Cockenoe

Cockenoe (also known as Cockeno, Cockenow, Chachaneu, Cheekanoo, Cockenoe, Chickino, Chekkonnow, Cockoo) (born before 1630 and died after 1687) was an early Native American translator from Long Island in New York where he was a member of the Montaukett. He helped to translate the earliest parts of the Eliot Indian Bible, the first Bible published in America.

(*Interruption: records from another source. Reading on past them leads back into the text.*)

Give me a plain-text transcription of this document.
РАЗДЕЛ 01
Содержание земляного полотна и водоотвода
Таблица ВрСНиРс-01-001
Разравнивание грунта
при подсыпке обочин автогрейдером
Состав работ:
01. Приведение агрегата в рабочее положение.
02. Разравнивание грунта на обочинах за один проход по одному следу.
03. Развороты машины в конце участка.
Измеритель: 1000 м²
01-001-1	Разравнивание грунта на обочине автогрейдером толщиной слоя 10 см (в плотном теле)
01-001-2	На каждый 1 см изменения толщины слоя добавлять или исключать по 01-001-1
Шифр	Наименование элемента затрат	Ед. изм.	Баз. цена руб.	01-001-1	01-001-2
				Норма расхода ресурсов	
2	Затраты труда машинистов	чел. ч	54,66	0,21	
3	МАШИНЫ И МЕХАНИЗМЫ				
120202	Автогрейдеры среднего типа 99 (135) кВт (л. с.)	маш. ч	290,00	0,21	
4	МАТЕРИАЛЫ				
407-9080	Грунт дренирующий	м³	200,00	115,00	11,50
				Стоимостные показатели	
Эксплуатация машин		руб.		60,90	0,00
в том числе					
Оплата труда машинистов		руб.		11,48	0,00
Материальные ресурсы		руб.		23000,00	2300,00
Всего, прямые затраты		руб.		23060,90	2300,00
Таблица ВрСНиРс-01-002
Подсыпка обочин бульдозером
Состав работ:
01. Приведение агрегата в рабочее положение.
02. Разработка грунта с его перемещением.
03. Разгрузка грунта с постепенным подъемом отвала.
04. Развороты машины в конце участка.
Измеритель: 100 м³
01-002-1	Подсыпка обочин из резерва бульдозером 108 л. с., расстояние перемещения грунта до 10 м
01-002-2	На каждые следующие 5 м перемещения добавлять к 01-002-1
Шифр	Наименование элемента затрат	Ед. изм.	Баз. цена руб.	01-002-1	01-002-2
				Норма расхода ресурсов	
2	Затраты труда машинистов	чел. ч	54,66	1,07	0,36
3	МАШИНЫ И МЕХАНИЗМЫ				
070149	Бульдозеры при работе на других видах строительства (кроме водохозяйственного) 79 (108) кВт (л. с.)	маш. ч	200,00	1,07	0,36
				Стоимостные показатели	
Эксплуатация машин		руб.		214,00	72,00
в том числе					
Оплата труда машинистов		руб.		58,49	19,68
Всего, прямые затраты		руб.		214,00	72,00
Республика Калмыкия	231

In 1637 Cockenoe was captured during the Pequot War by a Massachusetts militia unit. After being captured and brought back to Massachusetts, Cockenoe became a servant to Richard Callicot, a fur trader, in Dorchester, Massachusetts. John Sassamon, a prominent Native American translator, also grew up as a servant in Callicot's household in Dorchester. Similarly, Cockenoe became an early American translator and interpreter, and one of the first people who mastered English and several Algonquian languages, including the Massachusett language. Cockenoe helped translate the Eliot Indian Bible, the first Bible printed in America. John Eliot stated that Cockenoe assisted Eliot in translating "the Commandments, the Lords Prayer, and many Texts of Scripture: also I compiled both exhortations and prayers by his help." At some point between 1646 and 1649, shortly after Eliot began preaching, Cockenoe returned to the Long Island area where he served as an interpreter for many land transactions between local tribes and colonists. In 1667 he married "“Sunksquaw” of the Shinnecock; "a female Sachem, the sister of Nowedonah" or possibly "Wyandanch."[1] Cockenoe died after 1687 when his name last appears in the records.

There is currently a Cockenoe Island near the Connecticut shore in the Norwalk Islands of Long Island Sound named after him.[2]